Anyone with the drive and dollars can get an audio education today, and this is relatively new. There have been a handful of dedicated audio training programs around for 20 years or more, but the majority of them (and there are plenty) have popped up just recently. There are associate’s, bachelor’s and master’s degrees from community colleges and four-year universities and trade and tech schools with or without a degree. There are intensive conservatory-types that integrate music curricula and there are studios that offer nighttime workshops. Some schools let you pick your classes or programs in a mix-and-match format, while others are all-in—no à la carte. While all schools have their Cinderella student stories, 99 percent of grads will start at entry level, and there is nothing wrong with that.
Over the years I’ve taught at three of the types of schools mentioned. I’ve been director of education and an instructor at the Conservatory of Recording Arts for more than 10 years (trade and tech); I have been an adjunct professor at Belmont University in Nashville (traditional college) and taught at the Danish Rhythmic Music Conservatory in Copenhagen (certificate/performance). My experience has made it clear to me that this business of audio education (and yes, it is a business) includes some truths that may be startling to prospective students and parents.
The most important factors in getting a job involve skills that you bring with you to school. This doesn’t mean you have to know the difference between line, mic and instrument level or the quick key for consolidating audio in your DAW; you’ll learn that in school. The chips you need to bring to this game are more basic. Can you perform a menial task without showing attitude? Do you smile often? Can you stay awake? Do you look people in the eye when you speak with them? Are you pleasant to be around? How’s your appearance? Can you organize, study and learn complex material? Are you a chronic texter? Are you a self-starter, constantly looking for things to do when none have been assigned? Truth: Incompatible personality and lack of work ethic are the biggest complaints from both teachers and employers across the country.
Social media can kill your prospects. We’ve all read in the news about the Wall Street firm that rejected a potential employee because of a questionable party photo on Facebook. Well, a top studio in New York just passed on a student intern because of what they saw when they Googled him. Employers are going to check you out. Count on it. Truth: If you want a job, clean up your e-trail; you won’t get a second chance.
Your attitude is more important than your education. Sounds odd coming from a teacher, I know, but less often than I’d like, a student or students come along who make me think, “This person would be successful no matter what.” I’m teaching two students now who are sharp, interesting to converse with, always willing to take on something new, and very smart. I’d hire them in a heartbeat. I wouldn’t care if they knew anything at all about audio. I could train them and they’d be awesome.

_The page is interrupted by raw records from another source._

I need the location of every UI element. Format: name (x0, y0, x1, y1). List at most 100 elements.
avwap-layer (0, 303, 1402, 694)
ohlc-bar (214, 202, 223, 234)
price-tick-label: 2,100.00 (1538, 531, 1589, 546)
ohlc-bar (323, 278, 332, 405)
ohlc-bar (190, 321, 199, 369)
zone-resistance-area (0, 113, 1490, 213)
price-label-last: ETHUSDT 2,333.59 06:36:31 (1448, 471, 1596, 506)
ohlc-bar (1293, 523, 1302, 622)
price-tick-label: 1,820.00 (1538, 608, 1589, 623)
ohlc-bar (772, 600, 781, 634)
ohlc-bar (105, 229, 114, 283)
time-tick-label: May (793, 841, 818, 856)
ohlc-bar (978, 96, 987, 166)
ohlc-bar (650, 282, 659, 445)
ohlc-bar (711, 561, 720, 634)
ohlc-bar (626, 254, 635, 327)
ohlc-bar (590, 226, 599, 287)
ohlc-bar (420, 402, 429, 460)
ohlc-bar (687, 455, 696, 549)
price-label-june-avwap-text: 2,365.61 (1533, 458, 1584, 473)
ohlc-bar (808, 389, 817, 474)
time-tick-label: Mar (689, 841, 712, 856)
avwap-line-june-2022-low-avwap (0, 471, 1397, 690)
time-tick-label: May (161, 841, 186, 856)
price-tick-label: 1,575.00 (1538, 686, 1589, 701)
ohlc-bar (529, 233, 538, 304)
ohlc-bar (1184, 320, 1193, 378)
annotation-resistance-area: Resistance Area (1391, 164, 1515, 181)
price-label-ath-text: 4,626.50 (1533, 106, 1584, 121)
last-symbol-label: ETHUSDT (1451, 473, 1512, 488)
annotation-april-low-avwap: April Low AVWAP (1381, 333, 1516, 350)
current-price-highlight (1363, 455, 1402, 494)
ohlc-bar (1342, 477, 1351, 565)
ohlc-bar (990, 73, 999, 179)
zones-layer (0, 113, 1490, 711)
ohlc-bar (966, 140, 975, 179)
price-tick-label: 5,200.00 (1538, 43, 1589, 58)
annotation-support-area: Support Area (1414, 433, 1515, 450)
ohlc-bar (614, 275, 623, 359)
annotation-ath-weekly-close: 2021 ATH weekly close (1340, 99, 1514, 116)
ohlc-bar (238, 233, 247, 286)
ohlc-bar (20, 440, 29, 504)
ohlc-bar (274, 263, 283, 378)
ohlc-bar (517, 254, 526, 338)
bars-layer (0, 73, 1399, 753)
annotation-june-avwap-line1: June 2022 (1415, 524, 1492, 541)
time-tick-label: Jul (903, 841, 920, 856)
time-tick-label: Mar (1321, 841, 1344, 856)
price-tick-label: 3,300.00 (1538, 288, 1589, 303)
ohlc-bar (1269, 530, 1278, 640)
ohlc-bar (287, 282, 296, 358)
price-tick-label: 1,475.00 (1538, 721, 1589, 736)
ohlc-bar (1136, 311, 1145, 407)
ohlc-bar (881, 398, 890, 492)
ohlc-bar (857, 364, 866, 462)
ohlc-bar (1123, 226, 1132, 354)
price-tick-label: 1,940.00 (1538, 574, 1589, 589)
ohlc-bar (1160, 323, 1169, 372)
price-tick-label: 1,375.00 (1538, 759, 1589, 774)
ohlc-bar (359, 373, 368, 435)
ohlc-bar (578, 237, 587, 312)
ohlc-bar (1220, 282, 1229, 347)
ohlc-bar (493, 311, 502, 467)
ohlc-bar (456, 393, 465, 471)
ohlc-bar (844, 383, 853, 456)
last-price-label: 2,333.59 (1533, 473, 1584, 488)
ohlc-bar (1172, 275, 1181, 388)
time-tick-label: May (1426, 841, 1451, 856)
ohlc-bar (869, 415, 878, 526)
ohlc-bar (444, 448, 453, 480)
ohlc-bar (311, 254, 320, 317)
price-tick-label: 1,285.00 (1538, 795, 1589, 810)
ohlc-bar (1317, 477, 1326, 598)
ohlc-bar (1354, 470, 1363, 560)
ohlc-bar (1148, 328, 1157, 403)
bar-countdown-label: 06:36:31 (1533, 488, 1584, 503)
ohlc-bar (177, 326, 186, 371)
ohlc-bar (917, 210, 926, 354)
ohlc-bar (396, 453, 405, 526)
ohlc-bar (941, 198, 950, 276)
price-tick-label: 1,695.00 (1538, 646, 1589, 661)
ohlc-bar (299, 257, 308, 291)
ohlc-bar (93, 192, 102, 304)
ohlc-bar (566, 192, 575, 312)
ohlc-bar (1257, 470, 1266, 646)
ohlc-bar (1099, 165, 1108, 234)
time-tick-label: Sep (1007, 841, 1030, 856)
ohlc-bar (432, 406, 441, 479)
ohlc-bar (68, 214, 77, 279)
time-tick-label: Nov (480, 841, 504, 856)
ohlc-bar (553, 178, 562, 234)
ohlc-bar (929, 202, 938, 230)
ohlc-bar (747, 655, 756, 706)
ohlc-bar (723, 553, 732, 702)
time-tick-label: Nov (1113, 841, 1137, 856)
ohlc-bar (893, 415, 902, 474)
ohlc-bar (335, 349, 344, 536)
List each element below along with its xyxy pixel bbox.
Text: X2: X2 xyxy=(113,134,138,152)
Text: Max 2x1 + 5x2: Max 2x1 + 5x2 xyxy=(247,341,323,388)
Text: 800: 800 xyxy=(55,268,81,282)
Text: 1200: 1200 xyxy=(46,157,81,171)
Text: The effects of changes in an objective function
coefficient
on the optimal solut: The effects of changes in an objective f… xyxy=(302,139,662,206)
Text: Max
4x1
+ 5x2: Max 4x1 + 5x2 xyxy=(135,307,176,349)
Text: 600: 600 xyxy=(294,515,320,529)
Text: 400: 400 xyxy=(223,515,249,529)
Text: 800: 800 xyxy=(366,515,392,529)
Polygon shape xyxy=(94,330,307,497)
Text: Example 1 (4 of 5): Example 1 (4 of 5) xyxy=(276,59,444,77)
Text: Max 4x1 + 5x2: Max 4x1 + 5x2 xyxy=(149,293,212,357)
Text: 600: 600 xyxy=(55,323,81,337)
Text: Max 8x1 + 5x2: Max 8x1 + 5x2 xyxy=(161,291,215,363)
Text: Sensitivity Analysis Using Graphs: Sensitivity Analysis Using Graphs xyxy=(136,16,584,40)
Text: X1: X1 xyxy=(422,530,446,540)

The best part? They don’t act like they know what they know. They operate at a high level but are humble and willing to learn. Truth: You don’t have to be a superhero to be successful, just engaged and easy to be around in a windowless room for eight hours or more.
You probably won’t end up doing what you envision. Job availability, competition, the economy, changes in the industry—these are all things you have no control over. But you can start down the right path by having the basics covered that are under your control: Location, transportation, money to support yourself and a career plan, even a rough one. If this means having a non-audio job for a while, then do it. Truth: Not going where the work is will kill your career. You’ve just bought your education, now use it in a place where you can find work. If that means going back to your hometown, make sure there is opportunity; if there isn’t, go where the work is!
Competition is fierce. All the schools are graduating people wanting the same job as you. You’ve moved to the place with the jobs, now what? If you want to compete, offer an employer more than is expected, make yourself valuable. Service and attitude first; they expect you to know technology. Have a plan to set yourself up for the long haul, and don’t give up. Truth: I run across many students who have no plan for their end game or move to a city and give up because they’re not doing what they want, even after a short time. Arm yourself with the truth: Most of what you can do to build your career is under your control. Don’t buy your own excuses. Business sucks? It sucks everywhere. No money? Get a job and network until your gig comes along. Life is tough? Everyone has challenges. This is a tech column and I’ve not mentioned technology at all. Of course it’s important. Knowing gear, signal flow, computer and DAW operation and basic audio concepts are foundational. But frankly, at the entry level, attitude is more important. You’ve chosen a career with great possibilities and potential for creative freedom, now work it and don’t give up.